RJ Chat Transcript from Barfs and Noballs


Admin: Hello Mr Jordan, thanks for gracing us with your presence - it's an honour to have you here!
RJ: Yeah, yeah. *yawn*
Admin: Okay, lets have the first question.
HarrietJordan: Hey Bobby love, did you want that rabbit-pie for dinner?
RJ: Sure hon! Bye.
Admin: Next question.
Quentin from Wotism.org: Hey Mr Jordan, I think you are nothing short of a demi-god, so handsome, so clever, oh how I love you, you sexy man you.
RJ: Erm... thanks. Was there a point?
Quentin from Wotism.org: Yes, I was wondering what would happen in the final chapter of the last book.
RJ: And you thought I'd tell you? Admin, what the hell are you doing letting this jerk through?
Admin: Sorry RJ, I thought you'd like it. Next question.
Shadar Canine: Hi RJ. Now, you know that Aiel that fell off the skimming platform....
RJ: Oh no, not you... if you ask me if we are gonna see him again.....
Shadar Canine: Well, will we?
RJ: NEXT!
Ramo: Woo hoo, RJ! Warders are crap aren't they!
RJ: Well I wouldn't go that far....
Ramo: Always getting dominated and browbeaten and downtrodden by those fascist Aes Sedai types...
RJ: Well.... not always I mean....
Ramo: But you wouldn't be one would you RJ?
RJ: *lol* Not on your life, but...
Ramo: HE SAID IT!!!! HE SAID IT!!!! MY LIFE'S WORK IS COMPLETE!!!! MwuHAHAHA!
RJ: Er.... okay Ramo, you have fun now.

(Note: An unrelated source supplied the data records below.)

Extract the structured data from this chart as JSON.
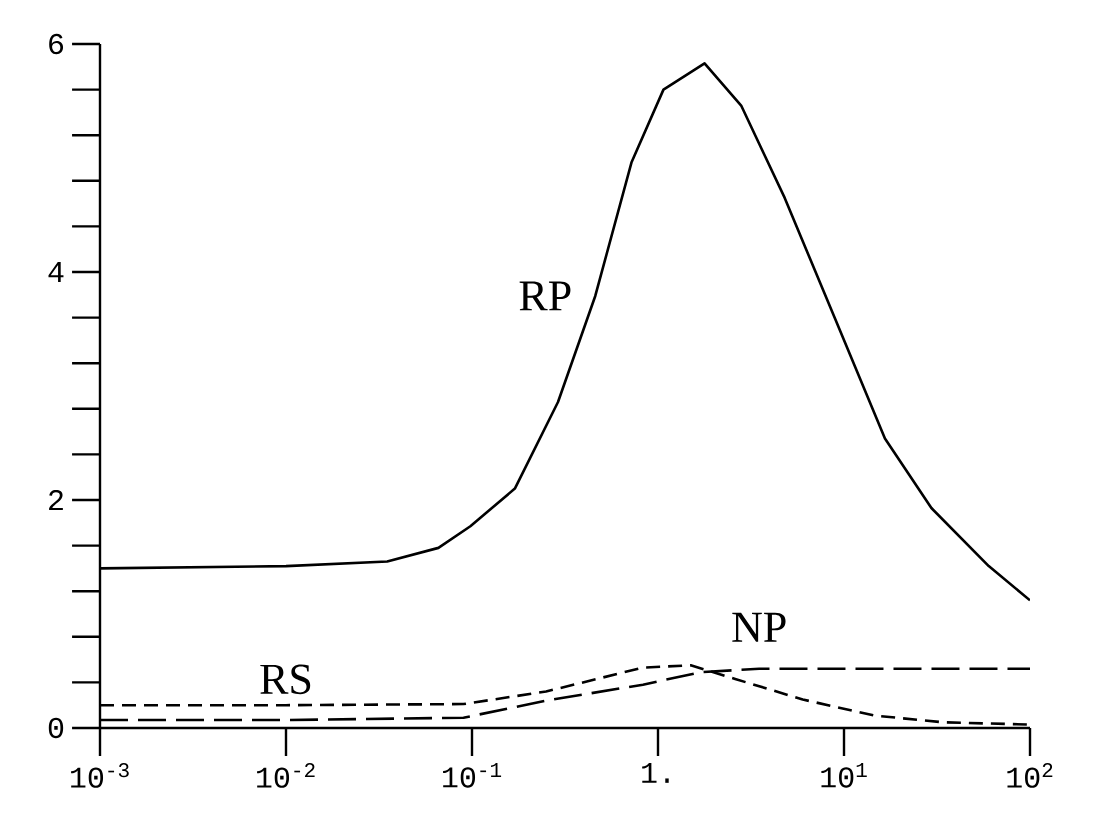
{
  "chart_data": {
    "type": "line",
    "log": "x",
    "xlim": [
      0.001,
      100
    ],
    "ylim": [
      0,
      6
    ],
    "xticks": [
      {
        "value": 0.001,
        "label": "10$^{-3}$"
      },
      {
        "value": 0.01,
        "label": "10$^{-2}$"
      },
      {
        "value": 0.1,
        "label": "10$^{-1}$"
      },
      {
        "value": 1,
        "label": "1."
      },
      {
        "value": 10,
        "label": "10$^{1}$"
      },
      {
        "value": 100,
        "label": "10$^{2}$"
      }
    ],
    "yticks": [
      0,
      {
        "value": 0.4,
        "label": null
      },
      {
        "value": 0.8,
        "label": null
      },
      {
        "value": 1.2,
        "label": null
      },
      {
        "value": 1.6,
        "label": null
      },
      2,
      {
        "value": 2.4,
        "label": null
      },
      {
        "value": 2.8,
        "label": null
      },
      {
        "value": 3.2,
        "label": null
      },
      {
        "value": 3.6,
        "label": null
      },
      4,
      {
        "value": 4.4,
        "label": null
      },
      {
        "value": 4.8,
        "label": null
      },
      {
        "value": 5.2,
        "label": null
      },
      {
        "value": 5.6,
        "label": null
      },
      6
    ],
    "marker": "none",
    "series": [
      {
        "name": "RP",
        "color": "#000000",
        "line_style": "solid",
        "x": [
          0.001,
          0.01,
          0.035,
          0.066,
          0.098,
          0.17,
          0.29,
          0.46,
          0.72,
          1.07,
          1.78,
          2.8,
          4.8,
          8.9,
          16.6,
          29.5,
          60,
          100
        ],
        "values": [
          1.4,
          1.42,
          1.46,
          1.58,
          1.77,
          2.1,
          2.86,
          3.79,
          4.96,
          5.6,
          5.83,
          5.46,
          4.65,
          3.6,
          2.54,
          1.93,
          1.42,
          1.12
        ]
      },
      {
        "name": "RS",
        "color": "#000000",
        "line_style": "dashed",
        "x": [
          0.001,
          0.01,
          0.09,
          0.25,
          0.83,
          1.5,
          2.6,
          6,
          14.5,
          34,
          100
        ],
        "values": [
          0.2,
          0.2,
          0.21,
          0.32,
          0.53,
          0.55,
          0.43,
          0.25,
          0.11,
          0.05,
          0.03
        ]
      },
      {
        "name": "NP",
        "color": "#000000",
        "line_style": "dashed",
        "x": [
          0.001,
          0.01,
          0.09,
          0.25,
          0.83,
          1.7,
          3.5,
          100
        ],
        "values": [
          0.07,
          0.07,
          0.09,
          0.24,
          0.38,
          0.49,
          0.52,
          0.52
        ]
      }
    ]
  }
}
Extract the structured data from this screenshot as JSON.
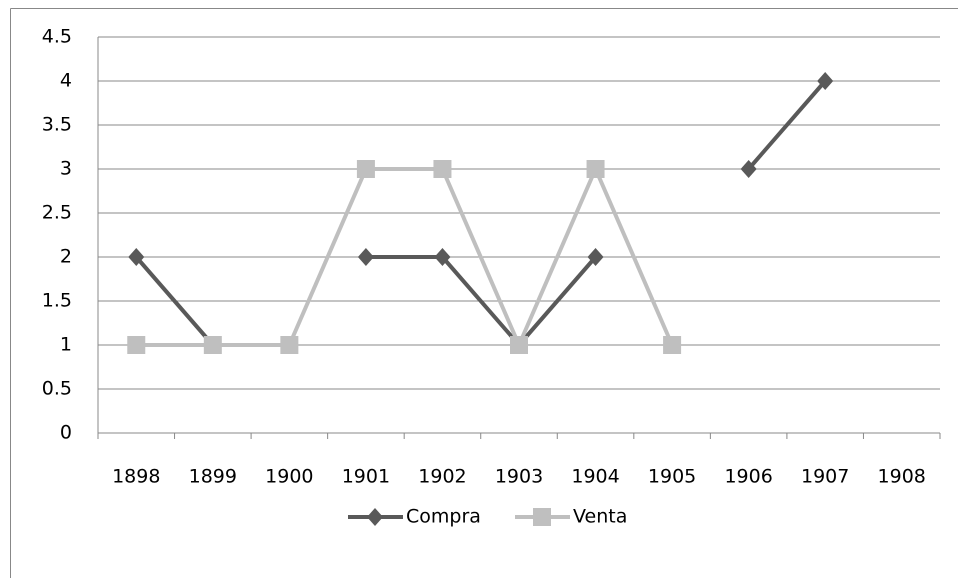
{
  "chart_data": {
    "type": "line",
    "categories": [
      "1898",
      "1899",
      "1900",
      "1901",
      "1902",
      "1903",
      "1904",
      "1905",
      "1906",
      "1907",
      "1908"
    ],
    "series": [
      {
        "name": "Compra",
        "color": "#595959",
        "marker": "diamond",
        "values": [
          2,
          1,
          null,
          2,
          2,
          1,
          2,
          null,
          3,
          4,
          null
        ]
      },
      {
        "name": "Venta",
        "color": "#bfbfbf",
        "marker": "square",
        "values": [
          1,
          1,
          1,
          3,
          3,
          1,
          3,
          1,
          null,
          null,
          null
        ]
      }
    ],
    "ylim": [
      0,
      4.5
    ],
    "yticks": [
      0,
      0.5,
      1,
      1.5,
      2,
      2.5,
      3,
      3.5,
      4,
      4.5
    ],
    "grid": true,
    "legend": "bottom"
  }
}
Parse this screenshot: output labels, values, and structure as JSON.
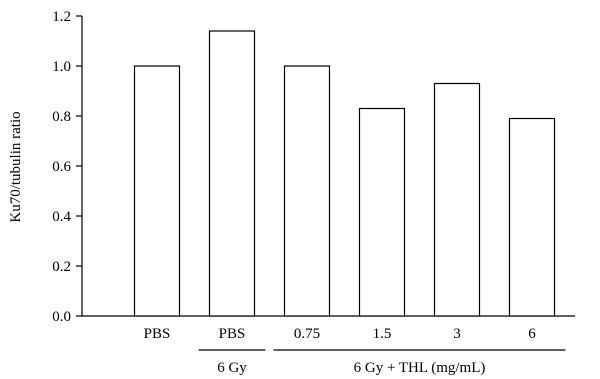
{
  "chart_data": {
    "type": "bar",
    "title": "",
    "xlabel": "",
    "ylabel": "Ku70/tubulin ratio",
    "ylim": [
      0,
      1.2
    ],
    "yticks": [
      "0.0",
      "0.2",
      "0.4",
      "0.6",
      "0.8",
      "1.0",
      "1.2"
    ],
    "categories": [
      "PBS",
      "PBS",
      "0.75",
      "1.5",
      "3",
      "6"
    ],
    "values": [
      1.0,
      1.14,
      1.0,
      0.83,
      0.93,
      0.79
    ],
    "groups": [
      {
        "label": "6 Gy",
        "start": 1,
        "end": 1
      },
      {
        "label": "6 Gy + THL (mg/mL)",
        "start": 2,
        "end": 5
      }
    ],
    "grid": false,
    "colors": {
      "bar_fill": "#ffffff",
      "bar_stroke": "#000000",
      "axis": "#000000"
    }
  }
}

Sheesh.
Admin: Next question!
IQof10 from wotism.org: Hello Mr Jordan Sir, I love you, and you have an exceptional beard. I too, have a beard, though I am female. My question is to do with Asmodean, I was wondering...
RJ: This isn't who killed Asmodean is it?
IQof10: No....
RJ: Are you sure?
IQof10: Yes.... Er.... when Asmodean died, who was the last person he saw?
RJ: RAFO!
IQof10: Read and Find out?
RJ: No, in your case, Read and F*** off,
Admin: Next!
Egwene2: *giggle* Hullo RJ!
RJ: Well hello.....
Egwene2: Have you seen my new kitchen cabinets?
RJ: Me?
Egwene2: Yes! Oh they are so lovely, yhey are the loveliest shade of....
RJ: NEXT!
Shadar Canine: RJ, hello! Now, if Mat Cauthon was a Pizza topping, what flavour would he be?
RJ: *frowns* Are you on medication, hound? I'm not answering that.
Shadar Canine: Okay, well you know that Aiel who fell off the skimming platform....
RJ: ARRRRGGHH!
Admin: Next Question, please!
Rhodric: Hi Mr Jordan. Some people think that dark is the direct opposite of light, don't they, where as others argue that darkness is merely an absence of light, and by parallel, we can also argue that the Dark One is not so much the emodiment of evil, more and absence of goodness and order, so that....
RJ: What is your point, Rhoddy?
Rhodric: Do ya agree that coke is better than pepsi, RJ?
RJ: Hell yes, pepsi sucks.
Rhodric: YES!
Eg2: They are really nice, and the doors have very ornate handles on them and...
Admin: Next!
dweeb from wotism.org: Mr Jordan! Oh how pleased I am to meet you, oh God of literature, oh master of fine beards, oh..
RJ: *sigh* Rafo.
Admin: Anyone left?
Shadar Canine: That Aiel who fell from....
Admin: Not you! Anyone else?
Rogosh: Your book sucks!
RJ: What?
Rogosh: Wait... no, it doesn't! I like it. Sorry. Carry on.
RJ: Erm... thanks.
Draelin: Am I too late?
RJ: No, just in time!
Draelin: Only I was running down some stairs to get here, and I tripped in these damn shoes, and fell two stories, but fortunately I landed on my flat mate, who is an even flatter mate now, and then I got my finger caught in the door, and my head stuck in the oven, and....
RJ: Oh dear... you poor thing. Are you hurt?
Draelin: No, just got a few cuts. Hope I'm not a haemophiliac.
RJ: Bleed and find out.
Admin: That's it! That's enough. That pun was just too far. Say goodnight RJ.
RJ: Goodnight!
Admin: All over folks! Go home now.

*pause*

Shadar Canine: Is anyone still here?
Admin: Go home, Hound.
Shadar Canine: But the Aiel on the platform.....
Admin: Go home!
Egwene2: Hound? *slaps Hound* Now, you want to hear about my kitchen, don't you! Well...
Shadar Canine: Okay, I'm going home!
Admin: Wait for me....

And that was how it happened, honest.